Will my Counselling be Confidential?

I abide by and adhere to the British Association of Counsellors and Psychotherapy’s Ethical Framework.

As part of that framework, I practice confidentiality with all of my clinical work.  This means that you can speak with me knowing that your friends, your family, your work colleagues and so on will not get to learn what you have said in a counselling session – and neither will my friends, family, work colleagues and so on.

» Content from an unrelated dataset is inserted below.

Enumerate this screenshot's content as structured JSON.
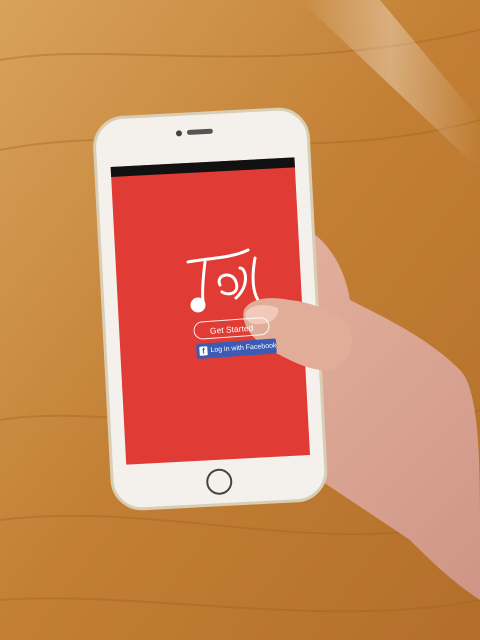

But … what confidentiality also means is that I will discuss your case with a strictly limited number of other professionals for sound ethical reasons.  All clients and patients of therapists should be made aware of this (as you will be during our initial meeting), but unfortunately this is not the case with some other professional therapists.  I make it a particular point to discuss what confidentiality means – and what are its boundaries – with all of my clients at the start of counselling.  During our initial meeting I will also give you a printed copy of our counselling agreement.  After all, there’s a lot to remember during our first sessions.

Because confidentiality is not just about not talking about our therapy work, our written agreement explains what confidentiality means.

For example, in addition to the ‘not discussing what we say in the room’ part of confidentiality, I will have made you aware that:

  • I meet with my choice of clinical supervisor one a month to discuss my cases and my work.
  • During my yearly quota of continued professional development (eg training courses), I may refer to certain casework in order to review of reflect upon the case  (you details will be anonymised, meaning I won’t use your name nor other identifying information).
  • UK law may require of me to break our confidentiality if I learn of something that is unlawful.

The rest of this article expands upon these matters.

Confidentiality & Supervision.

As a private practising therapist who is a member of – and accredited by – the British Association for Counselling & Psychotherapy, I meet with a qualified supervising counsellor once a month for a minimum of 90 minutes. This is to discuss my practice and my case load and to check that I’m working to my best, keeping with ethical principals, and dealing with dilemmas that come up in most every case.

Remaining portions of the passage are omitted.